Flamingo backs off extended shift for Dealers

By Sharon Gerrie
Staff writer - Las Vegas Business Press

  The extended shift time for dealers of 80 minutes on and 20 minutes off experimented recently at the Flamingo Hilton, has been rescinded in the face of Dealer opposition, according to Terry Lindberg, a public relations representative for the company.

  Because the controversy became an agenda item, Pat Kearns, vice president of casino operations for the Flamingo, held a closed meeting for dealers on May 3. Lindberg reported approximately 100 out of 300 dealers attended and informally voted by a show of hands to rescind the extended shift time and return to the 60 minutes on and 20 minutes off status.
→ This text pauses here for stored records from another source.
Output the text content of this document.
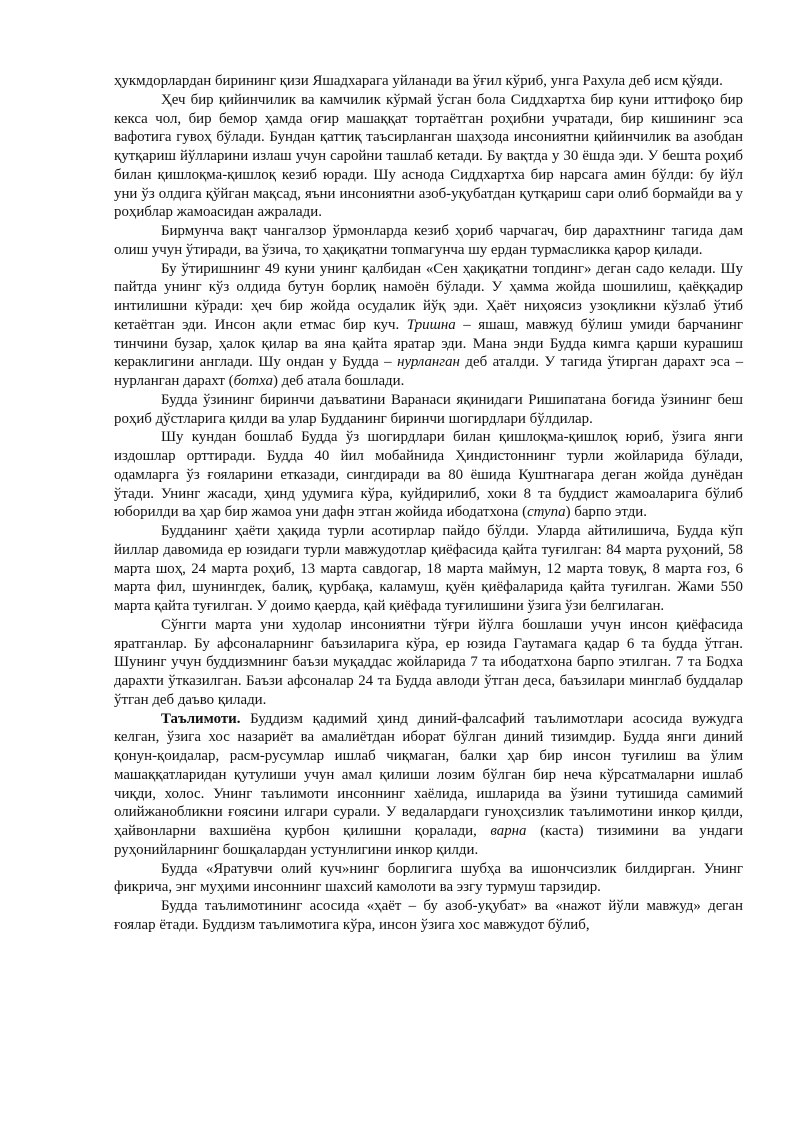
ҳукмдорлардан бирининг қизи Яшадхарага уйланади ва ўғил кўриб, унга Рахула деб исм қўяди.

Ҳеч бир қийинчилик ва камчилик кўрмай ўсган бола Сиддхартха бир куни иттифоқо бир кекса чол, бир бемор ҳамда оғир машаққат тортаётган роҳибни учратади, бир кишининг эса вафотига гувоҳ бўлади. Бундан қаттиқ таъсирланган шаҳзода инсониятни қийинчилик ва азобдан қутқариш йўлларини излаш учун саройни ташлаб кетади. Бу вақтда у 30 ёшда эди. У бешта роҳиб билан қишлоқма-қишлоқ кезиб юради. Шу аснода Сиддхартха бир нарсага амин бўлди: бу йўл уни ўз олдига қўйган мақсад, яъни инсониятни азоб-уқубатдан қутқариш сари олиб бормайди ва у роҳиблар жамоасидан ажралади.

Бирмунча вақт чангалзор ўрмонларда кезиб ҳориб чарчагач, бир дарахтнинг тагида дам олиш учун ўтиради, ва ўзича, то ҳақиқатни топмагунча шу ердан турмасликка қарор қилади.

Бу ўтиришнинг 49 куни унинг қалбидан «Сен ҳақиқатни топдинг» деган садо келади. Шу пайтда унинг кўз олдида бутун борлиқ намоён бўлади. У ҳамма жойда шошилиш, қаёққадир интилишни кўради: ҳеч бир жойда осудалик йўқ эди. Ҳаёт ниҳоясиз узоқликни кўзлаб ўтиб кетаётган эди. Инсон ақли етмас бир куч. Тришна – яшаш, мавжуд бўлиш умиди барчанинг тинчини бузар, ҳалок қилар ва яна қайта яратар эди. Мана энди Будда кимга қарши курашиш кераклигини англади. Шу ондан у Будда – нурланган деб аталди. У тагида ўтирган дарахт эса – нурланган дарахт (ботха) деб атала бошлади.

Будда ўзининг биринчи даъватини Варанаси яқинидаги Ришипатана боғида ўзининг беш роҳиб дўстларига қилди ва улар Будданинг биринчи шогирдлари бўлдилар.

Шу кундан бошлаб Будда ўз шогирдлари билан қишлоқма-қишлоқ юриб, ўзига янги издошлар орттиради. Будда 40 йил мобайнида Ҳиндистоннинг турли жойларида бўлади, одамларга ўз ғояларини етказади, сингдиради ва 80 ёшида Куштнагара деган жойда дунёдан ўтади. Унинг жасади, ҳинд удумига кўра, куйдирилиб, хоки 8 та буддист жамоаларига бўлиб юборилди ва ҳар бир жамоа уни дафн этган жойида ибодатхона (ступа) барпо этди.

Будданинг ҳаёти ҳақида турли асотирлар пайдо бўлди. Уларда айтилишича, Будда кўп йиллар давомида ер юзидаги турли мавжудотлар қиёфасида қайта туғилган: 84 марта руҳоний, 58 марта шоҳ, 24 марта роҳиб, 13 марта савдогар, 18 марта маймун, 12 марта товуқ, 8 марта ғоз, 6 марта фил, шунингдек, балиқ, қурбақа, каламуш, қуён қиёфаларида қайта туғилган. Жами 550 марта қайта туғилган. У доимо қаерда, қай қиёфада туғилишини ўзига ўзи белгилаган.

Сўнгги марта уни худолар инсониятни тўғри йўлга бошлаши учун инсон қиёфасида яратганлар. Бу афсоналарнинг баъзиларига кўра, ер юзида Гаутамага қадар 6 та будда ўтган. Шунинг учун буддизмнинг баъзи муқаддас жойларида 7 та ибодатхона барпо этилган. 7 та Бодха дарахти ўтказилган. Баъзи афсоналар 24 та Будда авлоди ўтган деса, баъзилари минглаб буддалар ўтган деб даъво қилади.

Таълимоти. Буддизм қадимий ҳинд диний-фалсафий таълимотлари асосида вужудга келган, ўзига хос назариёт ва амалиётдан иборат бўлган диний тизимдир. Будда янги диний қонун-қоидалар, расм-русумлар ишлаб чиқмаган, балки ҳар бир инсон туғилиш ва ўлим машаққатларидан қутулиши учун амал қилиши лозим бўлган бир неча кўрсатмаларни ишлаб чиқди, холос. Унинг таълимоти инсоннинг хаёлида, ишларида ва ўзини тутишида самимий олийжанобликни ғоясини илгари сурали. У ведалардаги гуноҳсизлик таълимотини инкор қилди, ҳайвонларни вахшиёна қурбон қилишни қоралади, варна (каста) тизимини ва ундаги руҳонийларнинг бошқалардан устунлигини инкор қилди.

Будда «Яратувчи олий куч»нинг борлигига шубҳа ва ишончсизлик билдирган. Унинг фикрича, энг муҳими инсоннинг шахсий камолоти ва эзгу турмуш тарзидир.

Будда таълимотининг асосида «ҳаёт – бу азоб-уқубат» ва «нажот йўли мавжуд» деган ғоялар ётади. Буддизм таълимотига кўра, инсон ўзига хос мавжудот бўлиб,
Lindberg said the old scheduling would be implemented immediately.

  Tony Badillo, president of The Nevada Casino Dealers Association (NCDA) said even though the extended shift time experiment was only tried at the Flamingo Hilton, his organization felt strongly enough about the switch to stand in opposition before the practice was extended to other Park Place Entertainment Inc. properties. The organization also owns Bally's, the Las Vegas Hilton and the recently acquired Caesar's Palace.
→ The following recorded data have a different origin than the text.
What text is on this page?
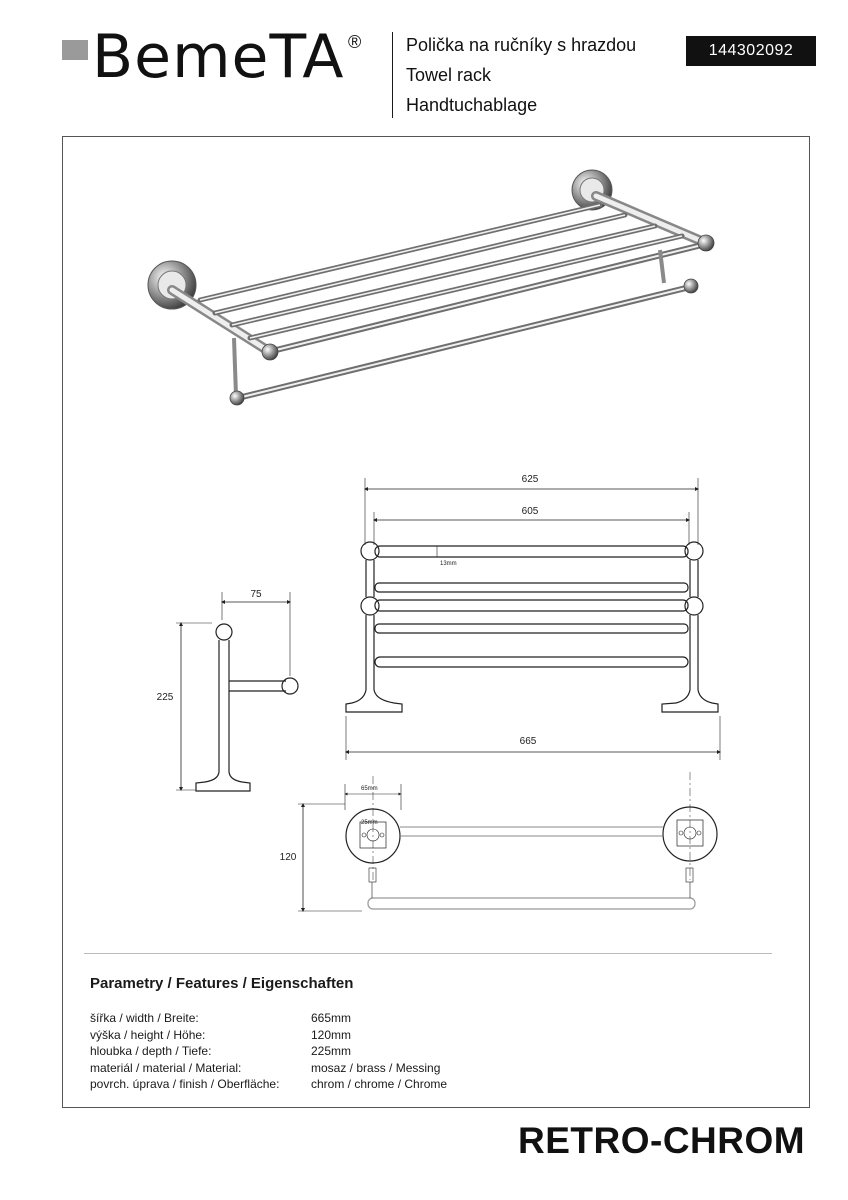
BemeTA ® Polička na ručníky s hrazdou
Towel rack
Handtuchablage
144302092
625
605
13mm
665
75
225
65mm
25mm
120
Parametry / Features / Eigenschaften
šířka / width / Breite:	665mm
výška / height / Höhe:	120mm
hloubka / depth / Tiefe:	225mm
materiál / material / Material:	mosaz / brass / Messing
povrch. úprava / finish / Oberfläche:	chrom / chrome / Chrome
RETRO-CHROM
  In mid-April, after meeting with 41 dealers at The Flamingo Hilton, Kearns issued a memo to put employees changing the dealer shift schedule from 60 minutes on and 20 minutes off the tables to 80 minutes on and 20 minutes off.  Kearns wrote in the memo: "This would be better for the employees and the table games department. The dealers will make more tokes, work less overtime and we will save payroll dollars (which will enable us to fund other
improvements)."

"I got mixed messages, I guess."
-Pat Kearns,
(Flamingo VP of casino operations.)

  Three days later, a petition signed by more than 100 Flamingo dealers said: "We, the undersigned dealers, oppose unequivocally and without reservation the change in work rules that would require us to work 1 hour 20 minutes on, with a 20 minute break."  Kearns said he was suprised at the petition and thought his survey of a cross-section of dealers was a fair sampling and an unbiased show of support for the shift change. "I got mixed messages, I guess," Kearns said, "I held skip level meetings, meetings with employees on various pay levels and thought people would be behind it, so we tried the change for a week." Kearns, a former dealer, said he wanted to improve conditions, not to make them worse.
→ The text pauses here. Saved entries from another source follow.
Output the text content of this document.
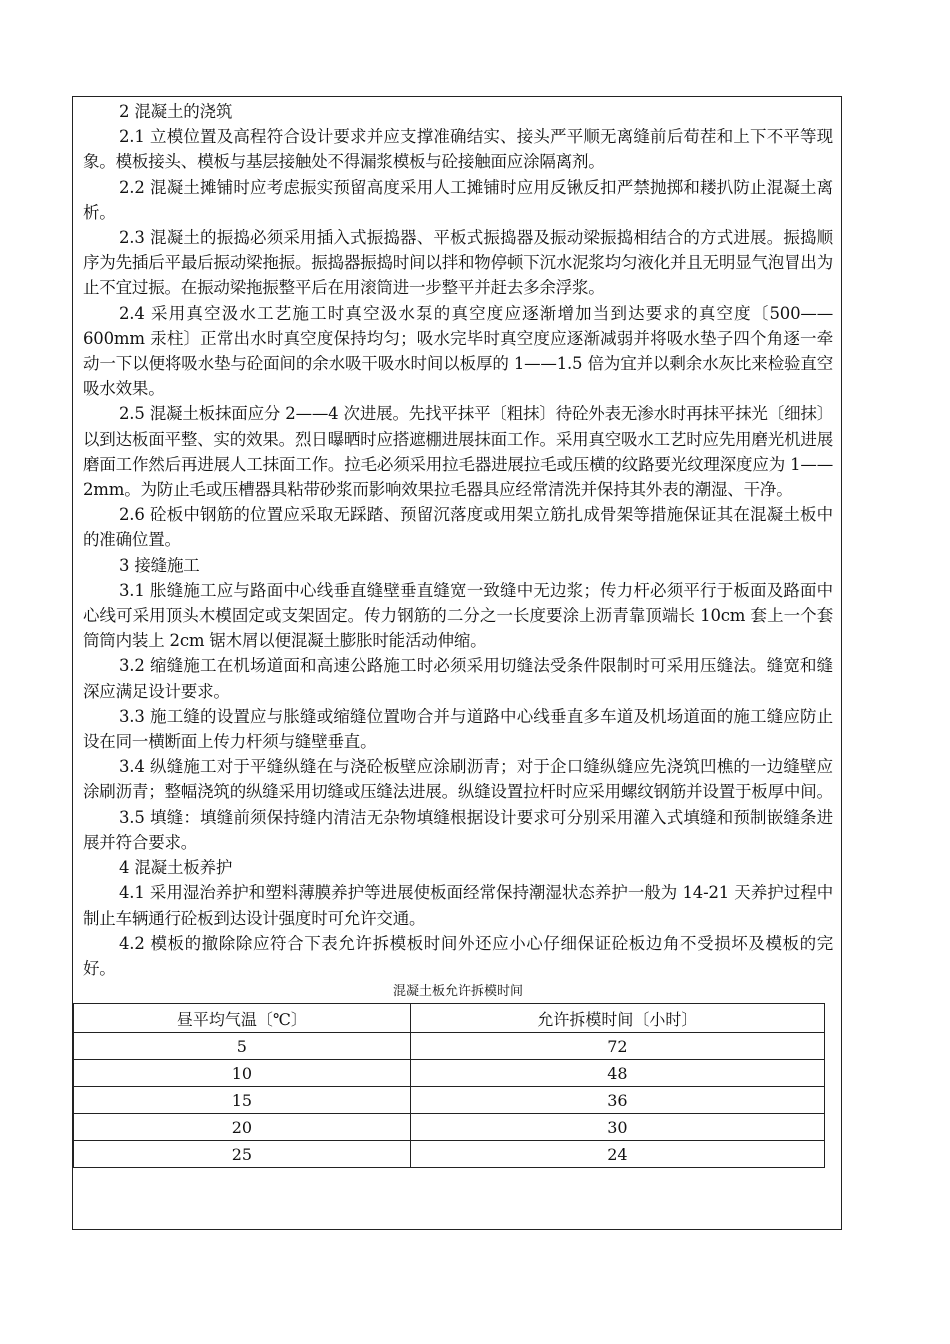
2 混凝土的浇筑

2.1 立模位置及高程符合设计要求并应支撑准确结实、接头严平顺无离缝前后荀茬和上下不平等现象。模板接头、模板与基层接触处不得漏浆模板与砼接触面应涂隔离剂。

2.2 混凝土摊铺时应考虑振实预留高度采用人工摊铺时应用反锹反扣严禁抛掷和耧扒防止混凝土离析。

2.3 混凝土的振捣必须采用插入式振捣器、平板式振捣器及振动梁振捣相结合的方式进展。振捣顺序为先插后平最后振动梁拖振。振捣器振捣时间以拌和物停顿下沉水泥浆均匀液化并且无明显气泡冒出为止不宜过振。在振动梁拖振整平后在用滚筒进一步整平并赶去多余浮浆。

2.4 采用真空汲水工艺施工时真空汲水泵的真空度应逐渐增加当到达要求的真空度〔500——600mm 汞柱〕正常出水时真空度保持均匀；吸水完毕时真空度应逐渐减弱并将吸水垫子四个角逐一牵动一下以便将吸水垫与砼面间的余水吸干吸水时间以板厚的 1——1.5 倍为宜并以剩余水灰比来检验直空吸水效果。

2.5 混凝土板抹面应分 2——4 次进展。先找平抹平〔粗抹〕待砼外表无渗水时再抹平抹光〔细抹〕以到达板面平整、实的效果。烈日曝晒时应搭遮棚进展抹面工作。采用真空吸水工艺时应先用磨光机进展磨面工作然后再进展人工抹面工作。拉毛必须采用拉毛器进展拉毛或压横的纹路要光纹理深度应为 1——2mm。为防止毛或压槽器具粘带砂浆而影响效果拉毛器具应经常清洗并保持其外表的潮湿、干净。

2.6 砼板中钢筋的位置应采取无踩踏、预留沉落度或用架立筋扎成骨架等措施保证其在混凝土板中的准确位置。

3 接缝施工

3.1 胀缝施工应与路面中心线垂直缝壁垂直缝宽一致缝中无边浆；传力杆必须平行于板面及路面中心线可采用顶头木模固定或支架固定。传力钢筋的二分之一长度要涂上沥青靠顶端长 10cm 套上一个套筒筒内装上 2cm 锯木屑以便混凝土膨胀时能活动伸缩。

3.2 缩缝施工在机场道面和高速公路施工时必须采用切缝法受条件限制时可采用压缝法。缝宽和缝深应满足设计要求。

3.3 施工缝的设置应与胀缝或缩缝位置吻合并与道路中心线垂直多车道及机场道面的施工缝应防止设在同一横断面上传力杆须与缝壁垂直。

3.4 纵缝施工对于平缝纵缝在与浇砼板壁应涂刷沥青；对于企口缝纵缝应先浇筑凹樵的一边缝壁应涂刷沥青；整幅浇筑的纵缝采用切缝或压缝法进展。纵缝设置拉杆时应采用螺纹钢筋并设置于板厚中间。

3.5 填缝：填缝前须保持缝内清洁无杂物填缝根据设计要求可分别采用灌入式填缝和预制嵌缝条进展并符合要求。

4 混凝土板养护

4.1 采用湿治养护和塑料薄膜养护等进展使板面经常保持潮湿状态养护一般为 14-21 天养护过程中制止车辆通行砼板到达设计强度时可允许交通。

4.2 模板的撤除除应符合下表允许拆模板时间外还应小心仔细保证砼板边角不受损坏及模板的完好。

混凝土板允许拆模时间
昼平均气温〔℃〕	允许拆模时间〔小时〕
5	72
10	48
15	36
20	30
25	24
  In a April 26 letter to Arthur Goldberg, president and CEO of Park Place Entertainment Inc., Badillo said Kearns "met with only a very small, handpicked percentage of dealers and by their own account of this meeting, some felt intimidated and were coerced into saying that they would try the altered work schedule."

  Badillo, a retired dealer after almost 40 years with the Sands, said for   years the normal shift for a dealer was " 40 (minutes) on and 20 (minutes) off." The change to "60 on and 20 off" was difficult, but it was most casinos now expect of its dealers.

  Mirage Resorts reports its dealers are still 40 minutes on and 20 off; Station Casinos schedules dealers at 60 on and 20 off; and Circus Circus dealers work 60 on and 20 off.

  Jack Lipsman, vice president of the NCDA, said keeping a dealer at a table for more than 60 minutes was asking for mistakes and would result in poor customer service and have a negative effect on dealer morale. Lipsman said the dealer is expected to totally concentrate on the game during the shift. After a certain period of time, he added, it's difficult to maintain the focus.

  In his letter to Goldman, Badillo said the loss of concentration can lead to loss of game protection, which would overshadow any money saved on payroll from the extended shifts. Lipsman said when changes like these arise, the talk of creating a union for the dealers becomes more attractive to the Casino Dealers Association members. Currently, there is no dealers' union and membership in the  association is voluntary. The organization has no collective bargaining rights.